C. DES JURIDICTIONS POUR MINEURS SATURÉES

Si l'accroissement très fort du rôle du parquet a été une évolution majeure de la justice des mineurs, il reste que le juge des enfants et le tribunal pour enfants demeurent les acteurs principaux de la procédure judiciaire.

Les visites de la commission d'enquête et ses auditions permettent aujourd'hui d'affirmer que ces juridictions connaissent des difficultés d'organisation, de moyens, de pratiques.

Le juge des enfants est compétent à la fois à l'égard des mineurs en danger et des mineurs délinquants. Les magistrats de la jeunesse sont très attachés à cette double compétence.

1. Les attributions étendues du juge pour enfants

a) L'assistance éducative

Depuis l'ordonnance de 1958, le juge pour enfants est compétent en matière d'assistance éducative et en matière de délinquance des mineurs.

L'article 375 du code civil dispose en effet que « si la santé, la sécurité ou la moralité d'un mineur non émancipé sont en danger, ou si les conditions de son éducation sont gravement compromises, des mesures d'assistance éducative peuvent être ordonnées par justice à la requête des père et mère conjointement, ou de l'un d'eux, de la personne ou du service à qui l'enfant a été confié ou du tuteur, du mineur lui-même ou du ministère public ».

L'article 375-1 du même code précise que « le juge des enfants est compétent, à charge d'appel, pour tout ce qui concerne l'assistance éducative ».

L'évolution de l'activité des juges des enfants en matière d'assistance éducative n'est pas facile à mesurer. Jusqu'il y a peu, cette évolution était menée grâce au nombre de dossiers ouverts chaque année mais cette statistique a cessé d'être mesurée depuis 1999. En 2000, les juges des enfants étaient saisis de 109.146 mineurs au titre de l'assistance éducative contre 125.649 en 1998.

Dans le cadre de l'assistance éducative, le juge des enfants peut ordonner à l'égard des mineurs des mesures d'investigation, des mesures d'action éducative en milieu ouvert (AEMO) ainsi que les mesures de placement.

b) La délinquance des mineurs

La compétence du juge des enfants en matière de délinquance des mineurs est plus ancienne puisqu'elle date de l'ordonnance du 2 février1945 relative à l'enfance délinquante. L'activité des juges des enfants en cette matière n'a cessé d'augmenter au cours des dernières années. Le nombre d'affaires transmises aux juges des enfants par les parquets est passé de 45.276 en 1996 à 54.651 en 2000. Les juridictions pour mineurs se sont adaptées à cette évolution et le nombre de jugements rendus par ces juridictions a connu une augmentation très spectaculaire au cours des dernières années.

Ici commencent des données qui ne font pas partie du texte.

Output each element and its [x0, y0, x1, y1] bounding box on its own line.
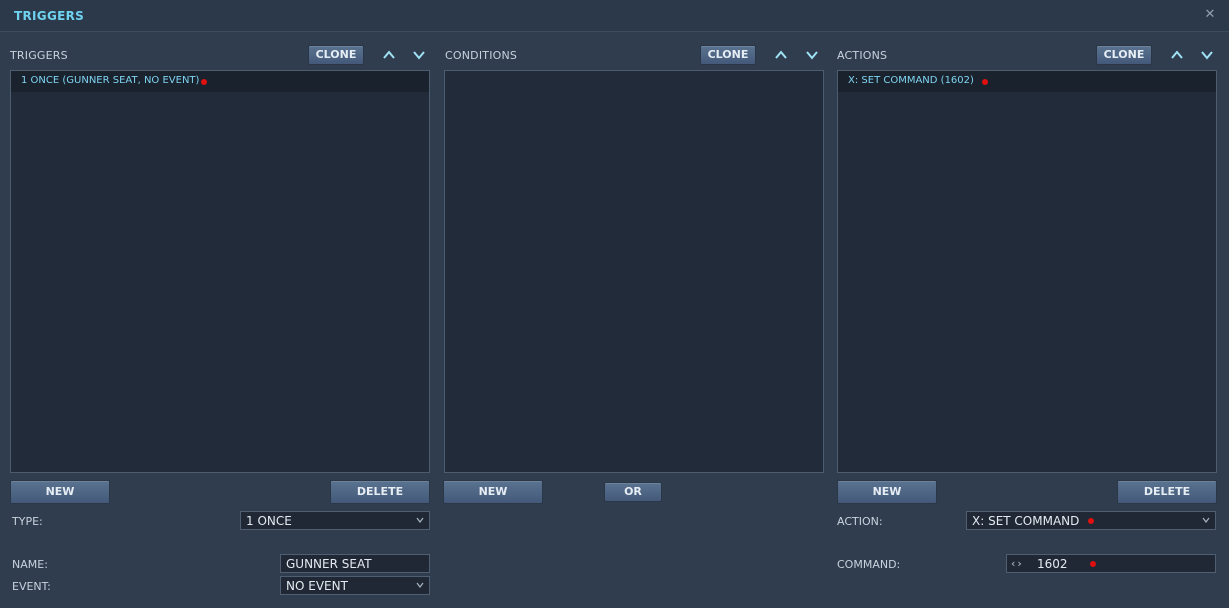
triggers-delete-button[interactable]: DELETE — [330, 480, 430, 504]
conditions-move-down-icon[interactable] — [805, 48, 819, 62]
type-label: TYPE: — [12, 515, 43, 528]
action-item-label: X: SET COMMAND (1602) — [848, 75, 974, 86]
triggers-move-down-icon[interactable] — [412, 48, 426, 62]
triggers-list[interactable]: 1 ONCE (GUNNER SEAT, NO EVENT) — [10, 70, 430, 473]
actions-move-down-icon[interactable] — [1200, 48, 1214, 62]
conditions-move-up-icon[interactable] — [774, 48, 788, 62]
conditions-clone-button[interactable]: CLONE — [700, 45, 756, 65]
conditions-list[interactable] — [444, 70, 824, 473]
command-stepper[interactable]: ‹› 1602 — [1006, 554, 1216, 573]
triggers-window: TRIGGERS ✕ TRIGGERS CLONE 1 ONCE (GUNNER… — [0, 0, 1229, 608]
action-select[interactable]: X: SET COMMAND — [966, 511, 1216, 530]
actions-new-button[interactable]: NEW — [837, 480, 937, 504]
close-icon[interactable]: ✕ — [1203, 8, 1217, 22]
type-value: 1 ONCE — [246, 514, 292, 528]
command-value: 1602 — [1037, 557, 1068, 571]
conditions-or-button[interactable]: OR — [604, 482, 662, 502]
type-select[interactable]: 1 ONCE — [240, 511, 430, 530]
actions-delete-button[interactable]: DELETE — [1117, 480, 1217, 504]
chevron-down-icon — [415, 580, 425, 590]
trigger-item-label: 1 ONCE (GUNNER SEAT, NO EVENT) — [21, 75, 200, 86]
window-title: TRIGGERS — [14, 9, 85, 23]
name-label: NAME: — [12, 558, 48, 571]
triggers-clone-button[interactable]: CLONE — [308, 45, 364, 65]
chevron-down-icon — [415, 515, 425, 525]
title-bar: TRIGGERS ✕ — [0, 0, 1229, 32]
event-label: EVENT: — [12, 580, 51, 593]
conditions-header: CONDITIONS — [445, 49, 518, 62]
event-value: NO EVENT — [286, 579, 348, 593]
actions-list-item[interactable]: X: SET COMMAND (1602) — [838, 71, 1216, 92]
error-dot-icon — [1090, 561, 1096, 567]
action-label: ACTION: — [837, 515, 883, 528]
actions-header: ACTIONS — [837, 49, 888, 62]
triggers-header: TRIGGERS — [10, 49, 68, 62]
error-dot-icon — [982, 79, 988, 85]
actions-move-up-icon[interactable] — [1170, 48, 1184, 62]
name-value: GUNNER SEAT — [286, 557, 372, 571]
triggers-new-button[interactable]: NEW — [10, 480, 110, 504]
action-value: X: SET COMMAND — [972, 514, 1080, 528]
error-dot-icon — [201, 79, 207, 85]
error-dot-icon — [1088, 518, 1094, 524]
chevron-down-icon — [1201, 515, 1211, 525]
conditions-new-button[interactable]: NEW — [443, 480, 543, 504]
triggers-move-up-icon[interactable] — [382, 48, 396, 62]
command-label: COMMAND: — [837, 558, 901, 571]
name-input[interactable]: GUNNER SEAT — [280, 554, 430, 573]
actions-list[interactable]: X: SET COMMAND (1602) — [837, 70, 1217, 473]
stepper-arrows-icon[interactable]: ‹› — [1011, 557, 1024, 570]
actions-clone-button[interactable]: CLONE — [1096, 45, 1152, 65]
event-select[interactable]: NO EVENT — [280, 576, 430, 595]
triggers-list-item[interactable]: 1 ONCE (GUNNER SEAT, NO EVENT) — [11, 71, 429, 92]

Activité pénale des juges et tribunaux pour enfants

1994

1995

1996

1997

1998

1999

2000

2001

Jugements en chambre du conseil (audience de cabinet)


16 548


20 292


22 505


25 571


29 429


31 229


31 255


31 354

Jugements en audience de tribunal pour enfants

16 613

17 669

18 984

21 203

27 172

28 108

29 456

30 168

Total

32 861

37 961

41 489

46 774

56 601

59 337

60 711

61 522

Source : ministère de la justice

c) Les autres attributions

Le juge des enfants est également compétent à l'égard des jeunes majeurs (18-21 ans) faisant l'objet d'une mesure de protection, ainsi qu'en matière de tutelle aux prestations familiales.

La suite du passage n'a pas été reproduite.